Corriere della Sera - La Lettura
Non finisce bene la passione senza nome
André Aciman presenta l’unica opera di contigua al circolo di Bloomsbury
Scriveva Jean de La Bruyère, moralista francese del Seicento, che si ama veramente soltanto una sola volta, la prima. Gli amori che seguono sono meno «involontari» dice, cioè meno spontanei, meno istintivi. È questo aforisma che Dorothy Strachey (1865-1960) usò per introdurre il suo romanzo Olivia, uscito in Italia la prima volta nel 1959 da Einaudi, riedito oltre vent’anni fa da Baldini & Castoldi e ora in libreria per Astoria, sempre nella sensibile, impeccabile traduzione di Carlo Fruttero. La prefazione dello scrittore André Aciman (che a questo libro si è ispirato per Chiamami col tuo nome) illumina il romanzo autobiografico, l’unico scritto da questa insegnante e intellettuale vittoriana, sorella dello scrittore e critico Lytton e di James, primo traduttore inglese di Sigmund Freud, contigua per legami famigliari e frequentazioni al circolo di Bloomsbury che ne «contaminò» il pensiero.
Traduttrice e amica di André Gide
(nel 1933 gli mandò il romanzo a cui lui oppose un cortese, distratto silenzio che tuttavia non scalfì il loro rapporto) Dorothy si decise a pubblicare Olivia soltanto nel 1949 presso la Hogarth Press di Leonard e Virginia Woolf. Il libro, dedicato appunto alla memoria di V. W., uscì in forma anonima con il titolo Olivia by Olivia (Dorothy Strachey peraltro firmava spesso le sue traduzioni come Dorothy Bussy, dal cognome del marito, il pittore francese Simon) e fu un successo immediato che però, nel corso degli anni, subì vari periodi di oblio.
Benché scritto quando Strachey era intorno alla settantina, a dare il tono di questa breve e, per i tempi, scandalosa novella adolescenziale è il candore che riveste l’improvviso, imprevedibile desiderio che nasce tra la sedicenne inglese Olivia, io narrante della storia, e Mademoiselle Julie, la direttrice del collegio francese dove la ragazza viene mandata per completare la sua educazione, come l’epoca e la classe sociale imponevano alle famiglie abbienti e colte. Un sentimento incomprensibile, a cui Olivia non sa dare un nome, ma di cui Dorothy Strachey sa raccontare tutte le sfumature. Non c’è nulla di carnale, nulla che si consumi; la passione brucia in fugaci sguardi e piccoli gesti (una mano accarezzata), in attenzioni che possono riguardare il cibo o le letture; si manifesta in momenti di esaltazione estrema e di disperazione cupa. Il tocco della scrittrice è particolarmente felice nella grazia con cui dice e non dice, allude e rivela. Olivia non è consapevole di che cosa le accade, non sa riconoscere ciò che prova — desiderio? amore? infatuazione? — ma capisce che tutto è legato, in quell’enclave femminile di libertà intellettuale così inconsueta anche per Olivia. «Eravamo una famiglia vittoriana, e nonostante il nostro agnosticismo quasi militante, eravamo fedeli senza la più piccola sfumatura di scetticismi o di ipocrisia agli ideali del tempo. Il dovere, il lavoro, l’abnegazione, la severa repressione di ciò che si chiamava indulgenza verso sé stessi...», scrive in un passo che manifesta il tratto autobiografico della storia.

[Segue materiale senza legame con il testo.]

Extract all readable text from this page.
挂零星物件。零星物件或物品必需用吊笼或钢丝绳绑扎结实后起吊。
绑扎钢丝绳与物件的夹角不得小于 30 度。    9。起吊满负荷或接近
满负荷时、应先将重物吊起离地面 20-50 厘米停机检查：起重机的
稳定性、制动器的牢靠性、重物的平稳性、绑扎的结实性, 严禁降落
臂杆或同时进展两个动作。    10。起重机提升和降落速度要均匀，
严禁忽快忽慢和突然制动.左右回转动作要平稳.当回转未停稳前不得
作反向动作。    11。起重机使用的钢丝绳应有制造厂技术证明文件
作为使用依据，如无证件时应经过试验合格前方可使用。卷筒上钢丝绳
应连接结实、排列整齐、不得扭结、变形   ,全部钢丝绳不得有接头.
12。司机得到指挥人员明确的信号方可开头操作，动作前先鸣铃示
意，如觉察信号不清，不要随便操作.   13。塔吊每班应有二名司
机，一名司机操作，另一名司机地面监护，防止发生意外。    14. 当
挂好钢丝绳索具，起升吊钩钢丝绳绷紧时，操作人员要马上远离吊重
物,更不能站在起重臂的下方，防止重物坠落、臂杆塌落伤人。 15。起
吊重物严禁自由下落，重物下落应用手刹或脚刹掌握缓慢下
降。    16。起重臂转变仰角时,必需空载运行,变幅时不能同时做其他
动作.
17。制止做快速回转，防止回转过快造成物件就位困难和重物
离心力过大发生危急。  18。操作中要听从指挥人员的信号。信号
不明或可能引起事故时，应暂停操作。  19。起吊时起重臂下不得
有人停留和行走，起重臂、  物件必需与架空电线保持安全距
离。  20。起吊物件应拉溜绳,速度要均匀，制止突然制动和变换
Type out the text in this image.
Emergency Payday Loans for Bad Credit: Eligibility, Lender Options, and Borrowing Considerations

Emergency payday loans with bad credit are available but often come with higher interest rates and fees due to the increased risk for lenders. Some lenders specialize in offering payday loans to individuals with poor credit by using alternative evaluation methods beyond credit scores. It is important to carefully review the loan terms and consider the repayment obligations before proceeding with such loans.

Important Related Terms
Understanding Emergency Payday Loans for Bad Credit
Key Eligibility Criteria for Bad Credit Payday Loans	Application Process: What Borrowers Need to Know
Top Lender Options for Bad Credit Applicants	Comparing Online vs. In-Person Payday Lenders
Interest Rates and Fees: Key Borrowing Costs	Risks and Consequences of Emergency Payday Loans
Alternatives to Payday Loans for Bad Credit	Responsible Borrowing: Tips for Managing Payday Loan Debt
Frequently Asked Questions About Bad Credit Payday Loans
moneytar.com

L’atmosfera è tutto: la fiamma inizia ad ardere leggendo Racine ad alta voce e diventa un’iniziazione all’arte, alla bellezza, al gusto, mentre dalle stanze del collegio, dalla biblioteca, dal refettorio spirano refoli di gelosie, risentimenti, insinuazioni e maldicenze che trasformano la passione in paura e infine in tragedia. «Il romanzo è un inqueto viaggio tra dubbi autoinflitti e autoaccuse. Quelle di Oliva non sono riflessioni razionali, ponderate. Sono ossessive perché l’amore è sempre ossessivo» scrive Aciman di questo piccolo gioiello che Colette Audry sceneggiò per l’adattamento cinematografico del 1951. Ogni parola, ogni movimento, ogni sussulto dà al racconto del primo amore quel tratto di assoluto che ne fa un’esperienza universale. Come dice Olivia: «Capisco tutto, finalmente ho capito. La vita, la vita, la vita, questa è la vita, piena fino all’ orlo di ogni estasi e ogni tormento».